The inventor died in 1726, and his passing precipitated a perfect fury of competitive advertising. As in the case of Daffy’s, there was a family feud. A son of Stoughton and the widow of another son argued vituperously in print, each claiming sole possession of Richard’s complicated secret, and each terming the other a scoundrel. The daughter—in—law accused the son of financial chicanery, and the son condemned the daughter—in—law for having run through two husbands and for desperately wanting a third. In the midst of this running battle, a third party entered the lists as maker of the Elixir. She was no Stoughton–though a widow–and her quaint claim for the public’s consideration lay in this, that her late husband had infringed Stoughton’s patent until restrained by the Lord Chancellor.

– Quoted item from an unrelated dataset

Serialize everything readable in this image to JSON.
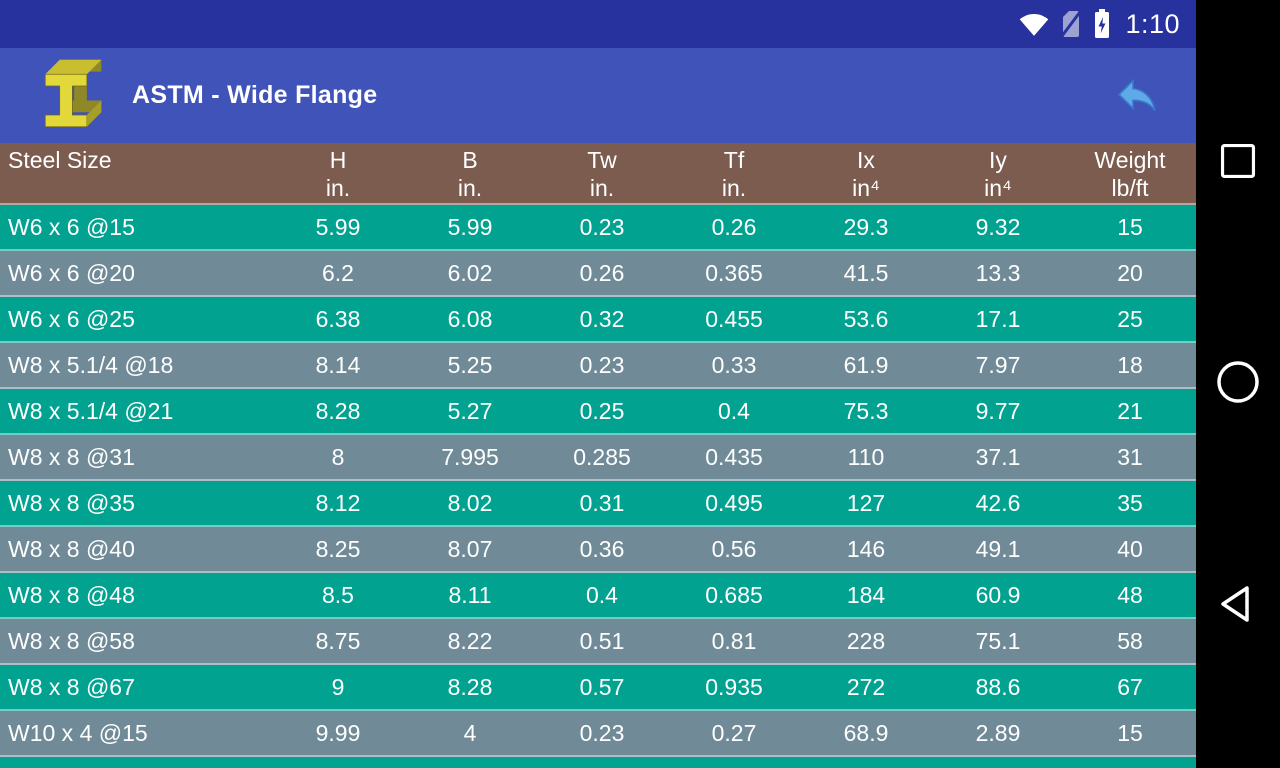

These ten medicines–Stoughton’s and Daffy’s Elixirs and the eight which the Philadelphia pharmacists were later to select–were by no means the only packaged remedies available to the 18th—century Englishman who resorted to self—dosage for his ills. Between 1711, when the first patent was granted for a compound medicine, and 1776, some 75 items were patented in the medical field. And, along with Godfrey’s Cordial and Daffy’s Elixir, there were scores of other remedies for which no patents had been given. A list of nostrums published in The Gentleman’s Magazine in 1748 totaled 202, and it was admittedly incomplete. The proprietor with a patent might do his utmost to keep this badge of governmental sanction before the public, but the distinction was not great enough in such a crowded field to make things clear. The casual buyer could not keep track of which electuary had been granted a patent and which lozenge had not. They were all bottles and boxes upon the shelf. In use they served the same purpose. One term arose in common speech to apply to both, and it was “patent medicine.”
 British Patent Office, op. cit. (see footnote 4).

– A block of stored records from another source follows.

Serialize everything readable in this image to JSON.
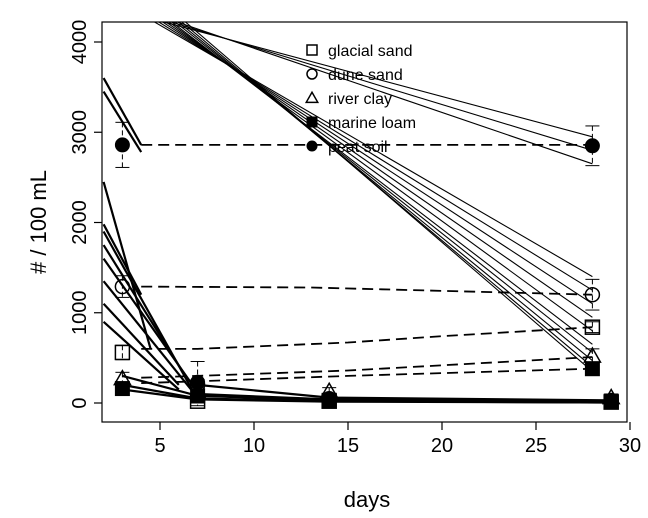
{
  "chart_data": {
    "type": "line",
    "title": "",
    "xlabel": "days",
    "ylabel": "# / 100 mL",
    "xlim": [
      2,
      30
    ],
    "ylim": [
      -200,
      4100
    ],
    "xticks": [
      5,
      10,
      15,
      20,
      25,
      30
    ],
    "yticks": [
      0,
      1000,
      2000,
      3000,
      4000
    ],
    "grid": false,
    "legend_position": "top-center",
    "series": [
      {
        "name": "glacial sand",
        "marker": "open-square",
        "x": [
          3,
          7,
          14,
          28,
          29
        ],
        "y": [
          560,
          20,
          20,
          840,
          10
        ],
        "err": [
          80,
          50,
          40,
          60,
          40
        ]
      },
      {
        "name": "dune sand",
        "marker": "open-circle",
        "x": [
          3,
          7,
          14,
          28,
          29
        ],
        "y": [
          1290,
          200,
          40,
          1200,
          20
        ],
        "err": [
          120,
          60,
          40,
          170,
          40
        ]
      },
      {
        "name": "river clay",
        "marker": "open-triangle",
        "x": [
          3,
          7,
          14,
          28,
          29
        ],
        "y": [
          270,
          120,
          130,
          520,
          60
        ],
        "err": [
          70,
          50,
          40,
          80,
          40
        ]
      },
      {
        "name": "marine loam",
        "marker": "filled-square",
        "x": [
          3,
          7,
          14,
          28,
          29
        ],
        "y": [
          160,
          80,
          30,
          380,
          20
        ],
        "err": [
          60,
          40,
          30,
          50,
          30
        ]
      },
      {
        "name": "peat soil",
        "marker": "filled-circle",
        "x": [
          3,
          7,
          14,
          28,
          29
        ],
        "y": [
          2860,
          230,
          50,
          2850,
          30
        ],
        "err": [
          250,
          230,
          40,
          220,
          40
        ]
      }
    ],
    "dashed_lines": [
      {
        "x": [
          4,
          28
        ],
        "y": [
          2860,
          2860
        ]
      },
      {
        "x": [
          4,
          13,
          28
        ],
        "y": [
          1290,
          1280,
          1200
        ]
      },
      {
        "x": [
          4,
          7,
          15,
          20,
          28
        ],
        "y": [
          600,
          600,
          670,
          740,
          840
        ]
      },
      {
        "x": [
          4,
          7,
          15,
          28
        ],
        "y": [
          280,
          300,
          360,
          510
        ]
      },
      {
        "x": [
          4,
          7,
          15,
          28
        ],
        "y": [
          220,
          240,
          300,
          380
        ]
      }
    ],
    "regression_lines": [
      {
        "x": [
          2,
          28
        ],
        "y": [
          4400,
          2950
        ]
      },
      {
        "x": [
          2,
          28
        ],
        "y": [
          4450,
          2800
        ]
      },
      {
        "x": [
          2,
          28
        ],
        "y": [
          4500,
          2650
        ]
      },
      {
        "x": [
          2,
          28
        ],
        "y": [
          4550,
          1400
        ]
      },
      {
        "x": [
          2,
          28
        ],
        "y": [
          4600,
          1250
        ]
      },
      {
        "x": [
          2,
          28
        ],
        "y": [
          4650,
          1100
        ]
      },
      {
        "x": [
          2,
          28
        ],
        "y": [
          4700,
          950
        ]
      },
      {
        "x": [
          2,
          28
        ],
        "y": [
          4750,
          800
        ]
      },
      {
        "x": [
          2,
          28
        ],
        "y": [
          4800,
          650
        ]
      },
      {
        "x": [
          2,
          28
        ],
        "y": [
          4850,
          560
        ]
      },
      {
        "x": [
          2,
          28
        ],
        "y": [
          4900,
          470
        ]
      },
      {
        "x": [
          2,
          28
        ],
        "y": [
          4950,
          400
        ]
      },
      {
        "x": [
          2,
          28
        ],
        "y": [
          5000,
          350
        ]
      }
    ],
    "decay_lines": [
      {
        "x": [
          2,
          4
        ],
        "y": [
          3600,
          2860
        ]
      },
      {
        "x": [
          2,
          4
        ],
        "y": [
          3450,
          2780
        ]
      },
      {
        "x": [
          2,
          4.5
        ],
        "y": [
          2450,
          600
        ]
      },
      {
        "x": [
          2,
          4
        ],
        "y": [
          1980,
          1200
        ]
      },
      {
        "x": [
          2,
          7
        ],
        "y": [
          1900,
          40
        ]
      },
      {
        "x": [
          2,
          6.5
        ],
        "y": [
          1750,
          250
        ]
      },
      {
        "x": [
          2,
          7
        ],
        "y": [
          1600,
          120
        ]
      },
      {
        "x": [
          2,
          7
        ],
        "y": [
          1350,
          60
        ]
      },
      {
        "x": [
          2,
          6
        ],
        "y": [
          1100,
          200
        ]
      },
      {
        "x": [
          2,
          6
        ],
        "y": [
          900,
          150
        ]
      },
      {
        "x": [
          3,
          7,
          14,
          29
        ],
        "y": [
          300,
          80,
          30,
          10
        ]
      },
      {
        "x": [
          3,
          7,
          14,
          29
        ],
        "y": [
          200,
          50,
          20,
          5
        ]
      },
      {
        "x": [
          3,
          7,
          14,
          29
        ],
        "y": [
          150,
          40,
          15,
          5
        ]
      },
      {
        "x": [
          7,
          14,
          29
        ],
        "y": [
          200,
          60,
          30
        ]
      },
      {
        "x": [
          7,
          14,
          29
        ],
        "y": [
          100,
          40,
          20
        ]
      }
    ]
  }
}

 Poplicola, “Pharmacopoeia empirica or the list of nostrums and empirics,” The Gentleman’s Magazine, 1748, vol. 18, pp. 346—350.

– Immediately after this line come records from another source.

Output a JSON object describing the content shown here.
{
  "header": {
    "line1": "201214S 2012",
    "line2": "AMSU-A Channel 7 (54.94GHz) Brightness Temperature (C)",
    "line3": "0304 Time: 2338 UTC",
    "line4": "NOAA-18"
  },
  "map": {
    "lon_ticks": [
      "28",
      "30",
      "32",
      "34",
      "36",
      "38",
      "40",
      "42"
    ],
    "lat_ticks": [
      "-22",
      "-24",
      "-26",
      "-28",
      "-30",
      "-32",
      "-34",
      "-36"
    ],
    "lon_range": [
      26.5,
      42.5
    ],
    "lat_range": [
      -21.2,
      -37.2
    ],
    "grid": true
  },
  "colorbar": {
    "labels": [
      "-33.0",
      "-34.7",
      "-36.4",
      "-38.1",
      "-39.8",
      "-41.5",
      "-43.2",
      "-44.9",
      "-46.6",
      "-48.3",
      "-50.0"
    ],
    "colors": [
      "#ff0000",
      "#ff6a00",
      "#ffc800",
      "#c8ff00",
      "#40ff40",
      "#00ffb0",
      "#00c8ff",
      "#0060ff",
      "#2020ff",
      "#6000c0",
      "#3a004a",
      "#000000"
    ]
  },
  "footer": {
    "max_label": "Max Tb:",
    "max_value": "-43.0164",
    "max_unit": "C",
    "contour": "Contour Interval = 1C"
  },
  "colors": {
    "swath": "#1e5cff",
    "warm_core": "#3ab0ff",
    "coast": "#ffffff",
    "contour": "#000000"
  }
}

English Patent Medicines Come to America
When the first English packaged medicine, patented or unpatented, came to the New World, cannot be told. Some 17th—century prospective colonist, setting forth to face the hazards of life in Jamestown or Baltimore or Boston, must have packed a box of Anderson’s Scots Pills or a bottle of Daffy’s Elixir to bring along, but no record to substantiate such an incident has been encountered. It would seem that the use of English packaged remedies in America was most infrequent before 1700. Samuel Lee, answering questions posed from England in 1690 about the status of medicine and pharmacy in Massachusetts, mentions no patent medicines. Neither does the 1698 account book of the Salem apothecary, Bartholomew Brown.